“You and I,” he went on, for it caressed his soul merely to utter those words thus coupled, “tread at least as reverent intruders among the rings and barrows. We do not rest among them, as the shepherds do, simply for shelter against the winds and sleets. I came to them for healing; and you, even had you not been born with the capacity for awe,—as you were, oh, as indeed I know you were!—would have learnt it from that wise old man, your father. I have thought watching him at that delicate fingering of his shards, how he had dealt out to you the store of his scholar’s brain. To him, neat, tabulated, chronological, precise, but filtering through to yours in a strange jumble,—the painting of a bison on the wall of a cave, a man in thongs and bearskins sharpening a flint, slow glaciers crawling over England, kings buried on horseback in full panoply under a mound.”

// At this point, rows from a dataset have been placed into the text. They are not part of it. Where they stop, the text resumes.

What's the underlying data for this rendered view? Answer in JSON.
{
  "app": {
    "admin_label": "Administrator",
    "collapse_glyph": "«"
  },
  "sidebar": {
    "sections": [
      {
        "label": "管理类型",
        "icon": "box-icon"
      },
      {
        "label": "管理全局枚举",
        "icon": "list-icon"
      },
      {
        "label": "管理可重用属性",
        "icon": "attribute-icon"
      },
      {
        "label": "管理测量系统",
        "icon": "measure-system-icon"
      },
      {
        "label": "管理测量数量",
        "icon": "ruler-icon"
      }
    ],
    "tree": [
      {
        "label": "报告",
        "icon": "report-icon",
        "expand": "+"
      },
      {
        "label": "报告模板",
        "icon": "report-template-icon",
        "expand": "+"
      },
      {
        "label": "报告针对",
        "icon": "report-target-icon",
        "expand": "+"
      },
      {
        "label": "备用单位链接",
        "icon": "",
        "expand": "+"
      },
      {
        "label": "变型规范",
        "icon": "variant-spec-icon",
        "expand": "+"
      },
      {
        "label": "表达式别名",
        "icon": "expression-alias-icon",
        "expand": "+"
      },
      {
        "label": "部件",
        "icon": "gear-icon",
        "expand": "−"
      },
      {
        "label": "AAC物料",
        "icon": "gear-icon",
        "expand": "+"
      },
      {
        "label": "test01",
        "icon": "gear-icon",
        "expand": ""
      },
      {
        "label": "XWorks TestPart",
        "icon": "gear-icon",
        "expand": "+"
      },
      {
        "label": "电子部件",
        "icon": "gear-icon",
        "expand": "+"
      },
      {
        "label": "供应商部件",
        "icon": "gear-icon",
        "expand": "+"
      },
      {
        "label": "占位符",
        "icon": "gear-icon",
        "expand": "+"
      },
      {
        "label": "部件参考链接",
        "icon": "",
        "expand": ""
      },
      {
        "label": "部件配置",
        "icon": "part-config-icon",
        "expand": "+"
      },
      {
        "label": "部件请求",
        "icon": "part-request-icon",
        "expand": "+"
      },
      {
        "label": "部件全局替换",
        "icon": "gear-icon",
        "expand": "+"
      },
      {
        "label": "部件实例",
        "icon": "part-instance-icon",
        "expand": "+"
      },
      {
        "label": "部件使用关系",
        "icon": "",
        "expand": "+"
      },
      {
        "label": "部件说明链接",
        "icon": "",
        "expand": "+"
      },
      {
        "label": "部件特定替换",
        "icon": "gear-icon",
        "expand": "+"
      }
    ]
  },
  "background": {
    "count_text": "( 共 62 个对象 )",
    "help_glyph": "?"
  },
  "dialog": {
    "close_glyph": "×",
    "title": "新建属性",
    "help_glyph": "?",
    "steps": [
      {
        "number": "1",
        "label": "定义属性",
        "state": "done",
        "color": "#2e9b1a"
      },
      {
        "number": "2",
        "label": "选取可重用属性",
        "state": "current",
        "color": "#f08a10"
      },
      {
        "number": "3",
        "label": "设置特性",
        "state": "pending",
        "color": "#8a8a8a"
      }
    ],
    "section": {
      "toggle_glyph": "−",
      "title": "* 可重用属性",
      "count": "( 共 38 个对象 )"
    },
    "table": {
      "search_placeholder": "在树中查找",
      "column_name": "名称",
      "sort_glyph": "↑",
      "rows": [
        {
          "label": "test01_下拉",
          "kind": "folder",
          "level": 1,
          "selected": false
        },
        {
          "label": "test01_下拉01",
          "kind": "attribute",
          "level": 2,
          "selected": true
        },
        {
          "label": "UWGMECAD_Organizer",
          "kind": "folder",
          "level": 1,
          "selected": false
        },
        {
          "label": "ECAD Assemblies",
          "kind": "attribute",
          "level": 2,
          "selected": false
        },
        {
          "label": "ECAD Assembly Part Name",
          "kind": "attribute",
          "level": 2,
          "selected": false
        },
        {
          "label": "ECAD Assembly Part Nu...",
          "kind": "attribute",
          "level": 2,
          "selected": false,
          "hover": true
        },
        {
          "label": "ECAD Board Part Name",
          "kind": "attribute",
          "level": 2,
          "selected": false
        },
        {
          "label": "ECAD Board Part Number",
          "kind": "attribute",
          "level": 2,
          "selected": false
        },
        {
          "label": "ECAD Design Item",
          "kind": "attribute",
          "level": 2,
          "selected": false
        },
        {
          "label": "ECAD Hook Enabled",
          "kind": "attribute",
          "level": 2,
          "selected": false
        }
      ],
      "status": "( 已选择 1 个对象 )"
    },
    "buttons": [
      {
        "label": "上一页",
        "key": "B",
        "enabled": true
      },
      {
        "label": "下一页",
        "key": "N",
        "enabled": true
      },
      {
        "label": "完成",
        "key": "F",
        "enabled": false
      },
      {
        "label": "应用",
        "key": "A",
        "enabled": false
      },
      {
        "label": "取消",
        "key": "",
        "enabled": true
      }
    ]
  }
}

“And did you find healing?” she inquired, catching on to the remark she could pursue with the least resentment.

“Oh, I found it, yes, I found it,” he replied, morosely, “if I may call that healing, which but exchanges one wound for another,—a poisonous wound, let us say, for a clean sharp one. Yes, I may call it healing, I suppose, for although my heart’s blood ebbs away through the fresh wound, there is no longer any gangrene in my system. I am purified; true, I may be dying, but at least I am purified. Yes, I found healing.”

“Dying?” she exclaimed.

“Oh, I spoke figuratively,” he replied with a toss of his hand; “don’t be afraid, Miss Clare, that in the course of your rambles you will come upon my body toppled down the side of a barrow,—though how should that distress you, indeed, beyond the ordinary shock of stumbling across a man recently dead? I am healthy enough of limb for a man of my age. Fifty, I am, you know,—old enough to be your father. It was kind of you to ask whether I found healing, and I am thankful to be able to tell you that I did find it; the winds of my first winter, which nearly blew my head off my shoulders and sent it bowling along these slopes, blew away my noxious thoughts. I told you I was led into miasmas; well, I brought them up here, clinging about me like a cloud, and the wind blew them away.”

“Yet you spoke of that woman just now with a good tang of bitterness,” she said shrewdly.

“Ah, well, I grudge the wasted years,” he returned, as though desirous of dismissing it thus lightly. “You may take my word for it, Miss Clare, that I have never bared that story to a soul except yourself; and probably should never have bared it to you but for some foolish, trivial reason I was anxious that you should hear it. Now that you have heard it you shall not be troubled with it again, I promise you. It is, moreover, an old story now; a score of years old, I should say, though I have forgotten the dates, and in the ordinary way of things I never think of it now. But people hereabouts have gossiped about me, I know, as was only natural, and lest any story should come to your ears, I prefer you to know the true one. You know it now; you know I am neither a prisoner escaped, nor a deserter from the army, nor a hunter of buried gold, nor any of the things which I have no doubt the village has credited me with, but simply a man once disappointed in love, as the saying goes, though Heaven knows whether those who coined that saying knew what they were talking about, or to what tragedy they were putting a name.”

“All that’s said for my benefit,” said Clare sturdily; “you do think on it now, and you haven’t forgotten the date; though maybe you will cease to think on it, since you’ve spoken it out; and it’s no longer simmering in your heart.”

He was gratified that she should so readily have caught that inflection in the voice which was meant to convey courage under sorrow, rather than forgetfulness after the passing of years.

“And should trouble come upon you,” he said very earnestly, “would you place your confidence in me? I ask it as a favour,—as a slight return. Whatsoever a duty a man might perform for you, will you call upon me and no other? You cannot know how happy your promise would make me. You are youth incarnate amongst these ancient hills.” He dared not say more, but continued to gaze at her with urgent and beseeching eyes.